Show Abstract | Download Original | Original Source | Check in Google Scholar | DOI: 10.62411/jcta.15777

Abstract

Suspicious urban sound recognition is a critical component of intelligent public safety and urban monitoring systems, enabling the automated identification of anomalous acoustic events such as gunshots, sirens, and other security-sensitive sounds. However, existing deep learning approaches often struggle to simultaneously capture long-range temporal dependencies and global contextual relationships, particularly under noisy and acoustically complex urban conditions. This limitation can reduce reliability in safety-critical scenarios where missed detections carry significant risk. To address these challenges, this study proposes a Multi-Branch Bidirectional Long Short-Term Memory (BiLSTM) framework with Multi-Head Self-Attention (MHSA) for enhanced sequential and contextual feature modeling.

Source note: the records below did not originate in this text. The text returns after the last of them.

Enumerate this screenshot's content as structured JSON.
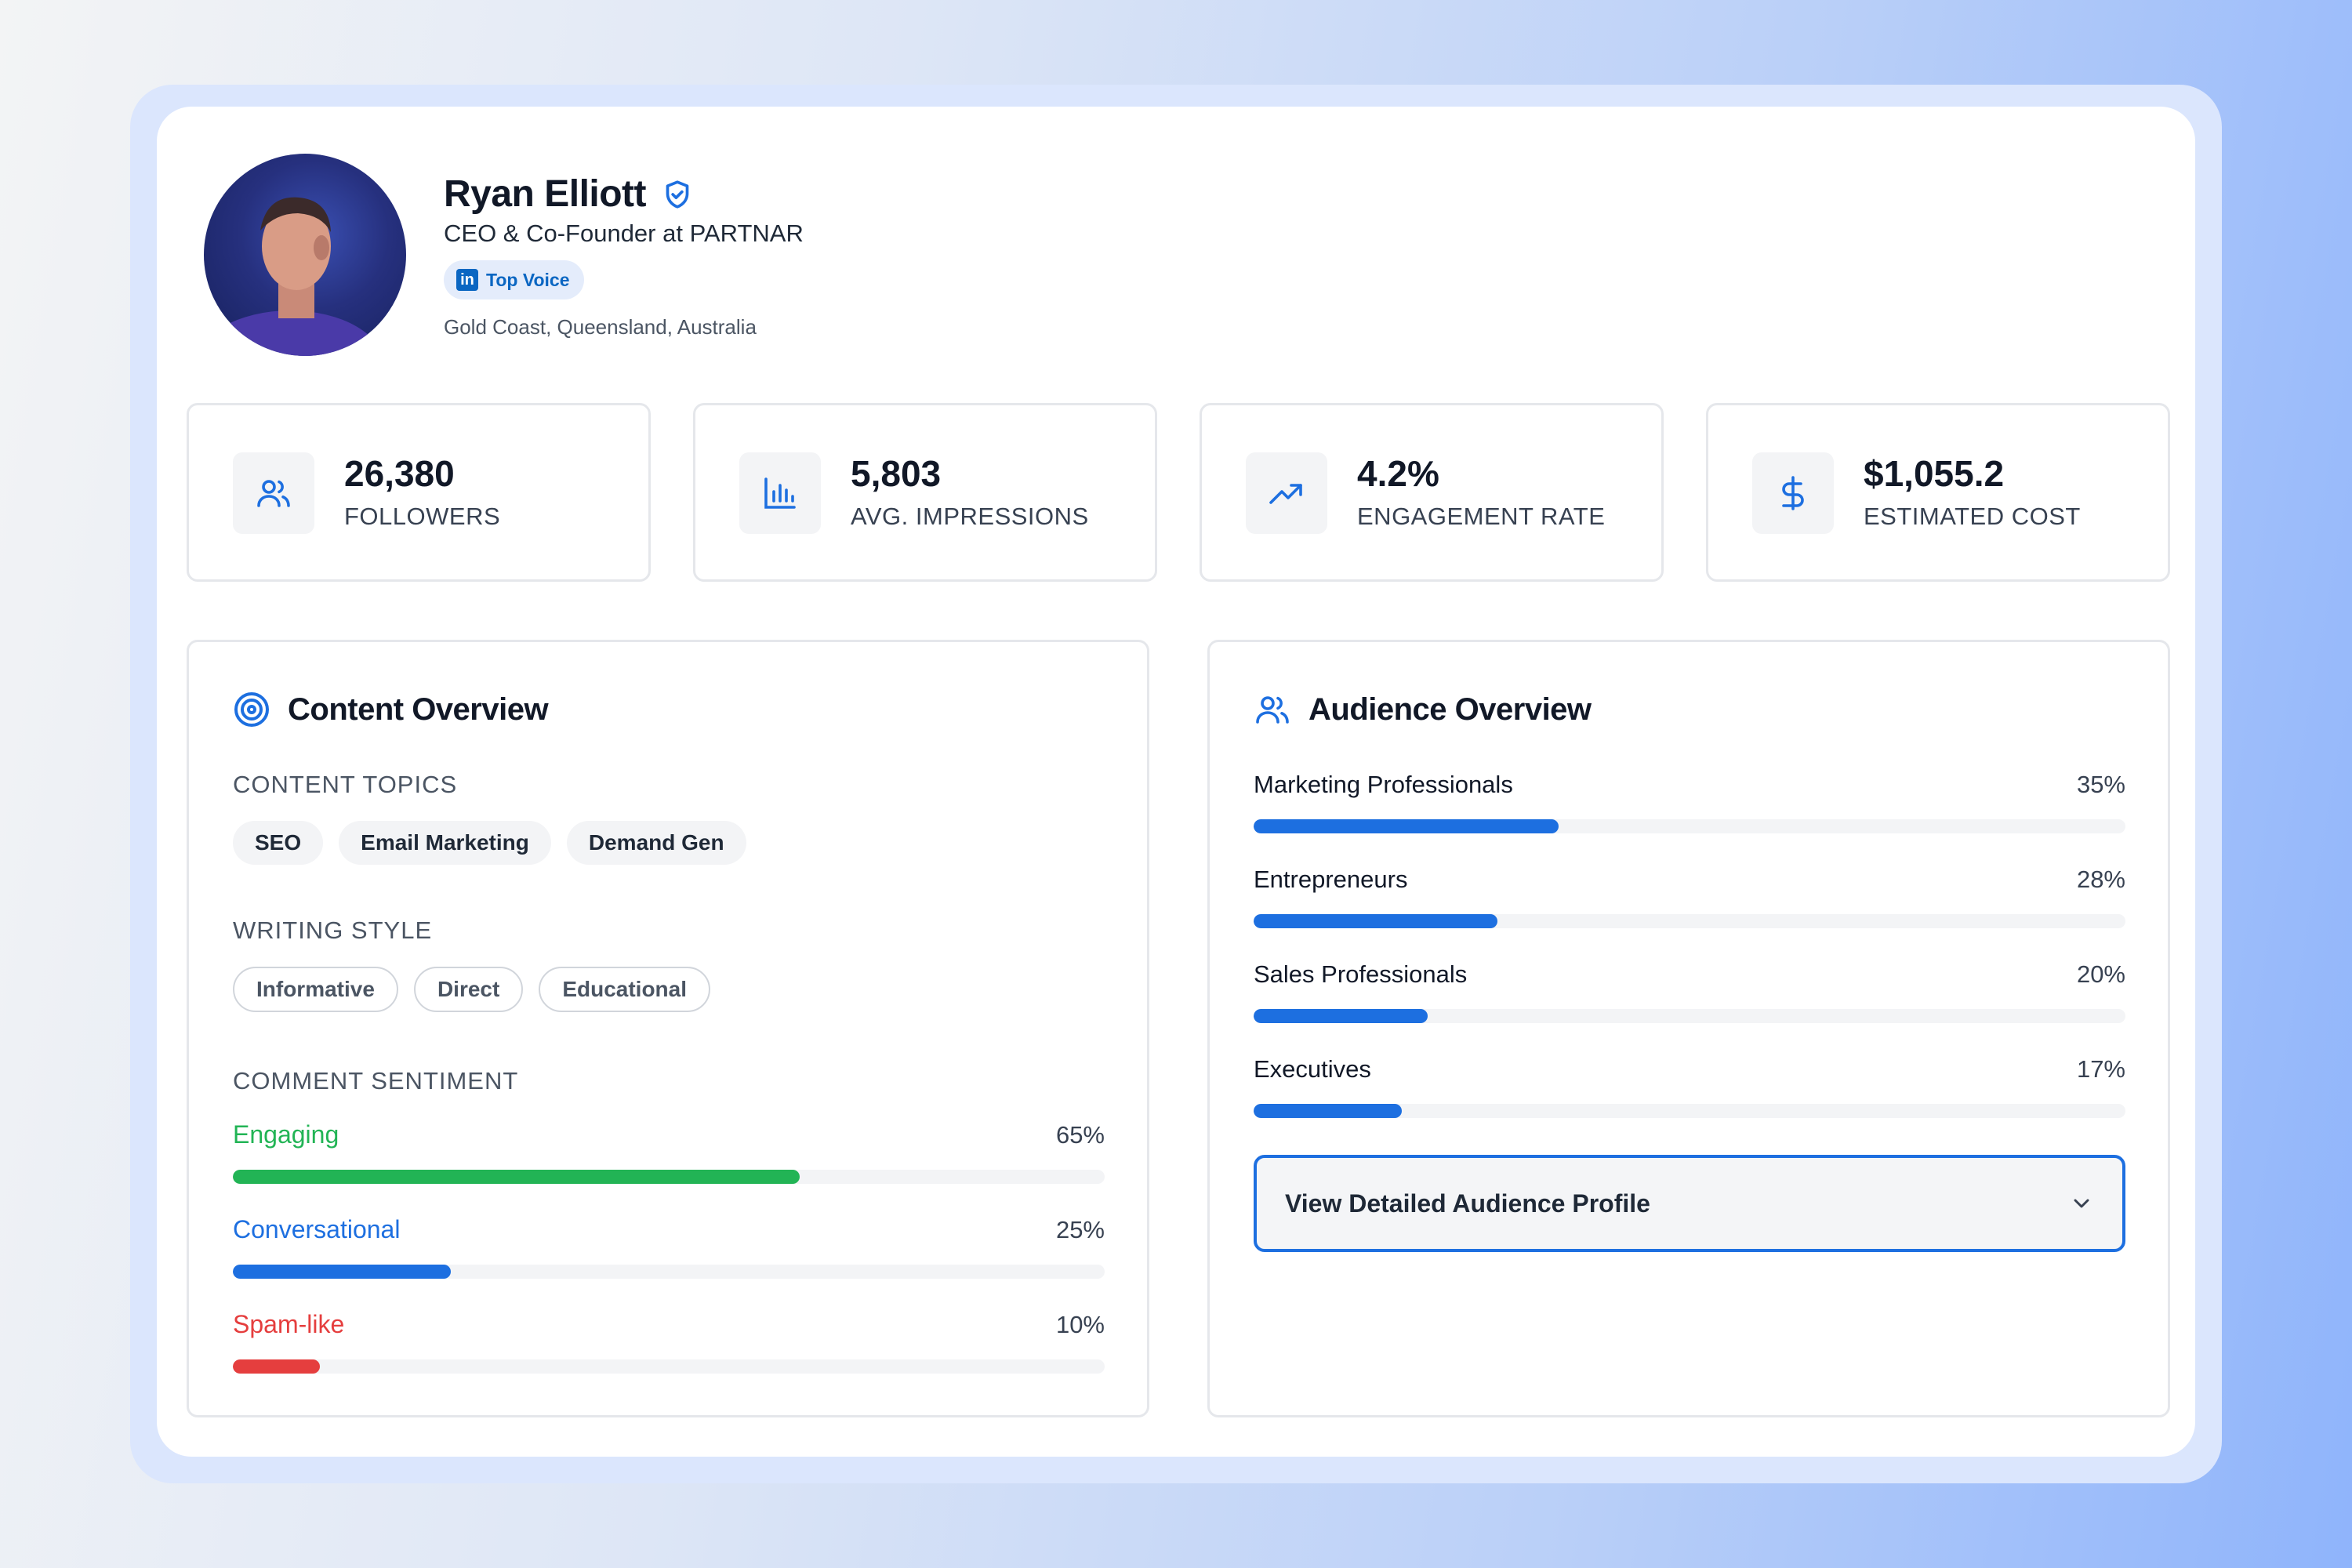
{
  "profile": {
    "name": "Ryan Elliott",
    "title": "CEO & Co-Founder at PARTNAR",
    "badge_icon": "in",
    "badge_label": "Top Voice",
    "location": "Gold Coast, Queensland, Australia"
  },
  "stats": [
    {
      "icon": "users-icon",
      "value": "26,380",
      "label": "FOLLOWERS"
    },
    {
      "icon": "bar-chart-icon",
      "value": "5,803",
      "label": "AVG. IMPRESSIONS"
    },
    {
      "icon": "trending-up-icon",
      "value": "4.2%",
      "label": "ENGAGEMENT RATE"
    },
    {
      "icon": "dollar-icon",
      "value": "$1,055.2",
      "label": "ESTIMATED COST"
    }
  ],
  "content_overview": {
    "title": "Content Overview",
    "topics_label": "CONTENT TOPICS",
    "topics": [
      "SEO",
      "Email Marketing",
      "Demand Gen"
    ],
    "style_label": "WRITING STYLE",
    "styles": [
      "Informative",
      "Direct",
      "Educational"
    ],
    "sentiment_label": "COMMENT SENTIMENT",
    "sentiment": [
      {
        "label": "Engaging",
        "pct_text": "65%",
        "value": 65,
        "color": "#22b455"
      },
      {
        "label": "Conversational",
        "pct_text": "25%",
        "value": 25,
        "color": "#1d6fe0"
      },
      {
        "label": "Spam-like",
        "pct_text": "10%",
        "value": 10,
        "color": "#e53e3e"
      }
    ]
  },
  "audience_overview": {
    "title": "Audience Overview",
    "segments": [
      {
        "label": "Marketing Professionals",
        "pct_text": "35%",
        "value": 35
      },
      {
        "label": "Entrepreneurs",
        "pct_text": "28%",
        "value": 28
      },
      {
        "label": "Sales Professionals",
        "pct_text": "20%",
        "value": 20
      },
      {
        "label": "Executives",
        "pct_text": "17%",
        "value": 17
      }
    ],
    "bar_color": "#1d6fe0",
    "dropdown_label": "View Detailed Audience Profile"
  },
  "colors": {
    "accent": "#1d6fe0",
    "linkedin": "#0a66c2"
  }
}
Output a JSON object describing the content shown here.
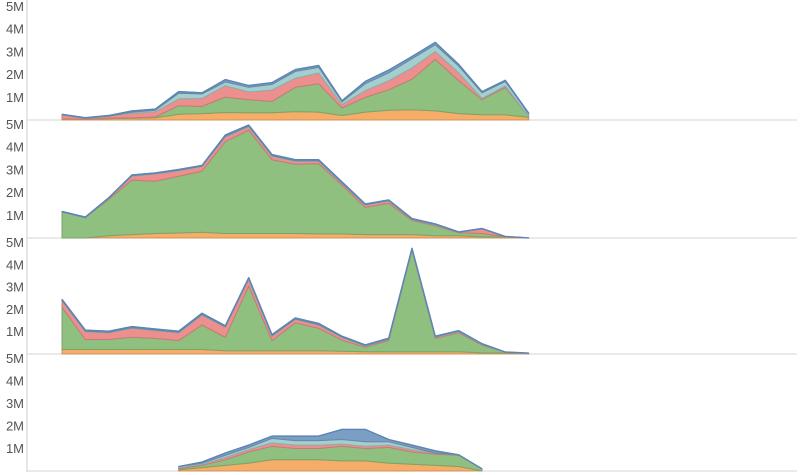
{
  "chart_data": {
    "type": "area",
    "stacked": true,
    "legend": "none",
    "grid": false,
    "x_count": 31,
    "y_ticks": [
      {
        "value": 1000000,
        "label": "1M"
      },
      {
        "value": 2000000,
        "label": "2M"
      },
      {
        "value": 3000000,
        "label": "3M"
      },
      {
        "value": 4000000,
        "label": "4M"
      },
      {
        "value": 5000000,
        "label": "5M"
      }
    ],
    "series_colors": [
      "#f5ad68",
      "#8fc07f",
      "#ec8f8d",
      "#a3cfcf",
      "#7b9ec5"
    ],
    "panels": [
      {
        "ylim": [
          0,
          5200000
        ],
        "x_start": 0,
        "series": [
          {
            "values": [
              50000,
              30000,
              60000,
              80000,
              100000,
              250000,
              280000,
              330000,
              320000,
              320000,
              370000,
              350000,
              200000,
              350000,
              430000,
              450000,
              400000,
              280000,
              230000,
              230000,
              120000
            ]
          },
          {
            "values": [
              0,
              0,
              20000,
              20000,
              30000,
              380000,
              320000,
              680000,
              570000,
              500000,
              1070000,
              1250000,
              330000,
              650000,
              900000,
              1350000,
              2270000,
              1450000,
              670000,
              1200000,
              50000
            ]
          },
          {
            "values": [
              180000,
              50000,
              80000,
              200000,
              230000,
              300000,
              350000,
              500000,
              350000,
              500000,
              400000,
              470000,
              150000,
              300000,
              400000,
              500000,
              350000,
              350000,
              50000,
              70000,
              0
            ]
          },
          {
            "values": [
              0,
              0,
              10000,
              50000,
              70000,
              250000,
              200000,
              170000,
              200000,
              250000,
              300000,
              250000,
              120000,
              300000,
              350000,
              400000,
              300000,
              300000,
              250000,
              200000,
              100000
            ]
          },
          {
            "values": [
              20000,
              20000,
              30000,
              50000,
              50000,
              70000,
              50000,
              100000,
              80000,
              80000,
              80000,
              80000,
              50000,
              100000,
              120000,
              100000,
              100000,
              70000,
              50000,
              50000,
              30000
            ]
          }
        ]
      },
      {
        "ylim": [
          0,
          5200000
        ],
        "x_start": 0,
        "series": [
          {
            "values": [
              0,
              0,
              100000,
              150000,
              200000,
              220000,
              250000,
              200000,
              200000,
              200000,
              200000,
              180000,
              180000,
              150000,
              150000,
              150000,
              100000,
              100000,
              50000,
              50000,
              0
            ]
          },
          {
            "values": [
              1150000,
              900000,
              1600000,
              2400000,
              2300000,
              2500000,
              2700000,
              4050000,
              4550000,
              3250000,
              3050000,
              3100000,
              2150000,
              1200000,
              1380000,
              620000,
              440000,
              130000,
              150000,
              10000,
              5000
            ]
          },
          {
            "values": [
              0,
              0,
              50000,
              180000,
              320000,
              250000,
              200000,
              200000,
              150000,
              150000,
              120000,
              100000,
              80000,
              100000,
              100000,
              40000,
              40000,
              20000,
              200000,
              5000,
              0
            ]
          },
          {
            "values": [
              0,
              0,
              0,
              20000,
              20000,
              20000,
              20000,
              30000,
              30000,
              30000,
              30000,
              30000,
              20000,
              20000,
              20000,
              20000,
              20000,
              0,
              0,
              0,
              0
            ]
          },
          {
            "values": [
              20000,
              20000,
              20000,
              30000,
              30000,
              30000,
              30000,
              60000,
              50000,
              50000,
              50000,
              40000,
              40000,
              30000,
              30000,
              30000,
              20000,
              20000,
              20000,
              5000,
              0
            ]
          }
        ]
      },
      {
        "ylim": [
          0,
          5200000
        ],
        "x_start": 0,
        "series": [
          {
            "values": [
              200000,
              200000,
              200000,
              200000,
              200000,
              200000,
              200000,
              150000,
              150000,
              150000,
              150000,
              150000,
              120000,
              100000,
              100000,
              100000,
              100000,
              100000,
              50000,
              50000,
              30000
            ]
          },
          {
            "values": [
              1900000,
              450000,
              450000,
              550000,
              500000,
              400000,
              1100000,
              600000,
              2900000,
              450000,
              1250000,
              1000000,
              500000,
              200000,
              500000,
              4550000,
              600000,
              850000,
              350000,
              30000,
              0
            ]
          },
          {
            "values": [
              300000,
              350000,
              300000,
              400000,
              350000,
              350000,
              450000,
              450000,
              300000,
              200000,
              150000,
              150000,
              120000,
              50000,
              50000,
              30000,
              50000,
              50000,
              30000,
              0,
              0
            ]
          },
          {
            "values": [
              0,
              20000,
              20000,
              30000,
              20000,
              20000,
              20000,
              20000,
              20000,
              20000,
              20000,
              20000,
              20000,
              20000,
              20000,
              20000,
              20000,
              20000,
              10000,
              0,
              0
            ]
          },
          {
            "values": [
              50000,
              50000,
              50000,
              50000,
              50000,
              50000,
              60000,
              50000,
              50000,
              50000,
              50000,
              50000,
              40000,
              40000,
              40000,
              40000,
              30000,
              30000,
              20000,
              10000,
              10000
            ]
          }
        ]
      },
      {
        "ylim": [
          0,
          5200000
        ],
        "x_start": 5,
        "series": [
          {
            "values": [
              50000,
              150000,
              250000,
              350000,
              500000,
              500000,
              500000,
              450000,
              450000,
              350000,
              300000,
              250000,
              200000,
              0
            ]
          },
          {
            "values": [
              50000,
              100000,
              250000,
              500000,
              600000,
              500000,
              500000,
              650000,
              550000,
              700000,
              550000,
              500000,
              500000,
              100000
            ]
          },
          {
            "values": [
              50000,
              50000,
              100000,
              100000,
              150000,
              150000,
              150000,
              100000,
              100000,
              100000,
              100000,
              50000,
              20000,
              0
            ]
          },
          {
            "values": [
              50000,
              50000,
              100000,
              100000,
              200000,
              200000,
              200000,
              200000,
              200000,
              150000,
              100000,
              0,
              0,
              0
            ]
          },
          {
            "values": [
              0,
              50000,
              100000,
              100000,
              100000,
              200000,
              200000,
              450000,
              550000,
              100000,
              100000,
              100000,
              0,
              0
            ]
          }
        ]
      }
    ]
  }
}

Mel-frequency cepstral coefficients (MFCCs) are extracted from a curated subset of the UrbanSound8K dataset, comprising five suspicious sound classes, and used as input to the proposed architecture. The multi-branch design enables complementary temporal representations, while the self-attention mechanism provides lightweight contextual weighting of BiLSTM outputs. Experimental results demonstrate that the proposed model achieves a test accuracy of 95.59%, outperforming conventional Dense and LSTM-based baseline models under identical experimental settings. An ablation study further confirms the contribution of multi-branch integration and attention-based enhancement to overall performance. Class-wise evaluation reveals consistently high recall across all sound categories, particularly for safety-critical classes such as gunshots and sirens. These findings indicate that the proposed framework provides robust and reliable performance, making it suitable for real-time smart city surveillance and public safety applications.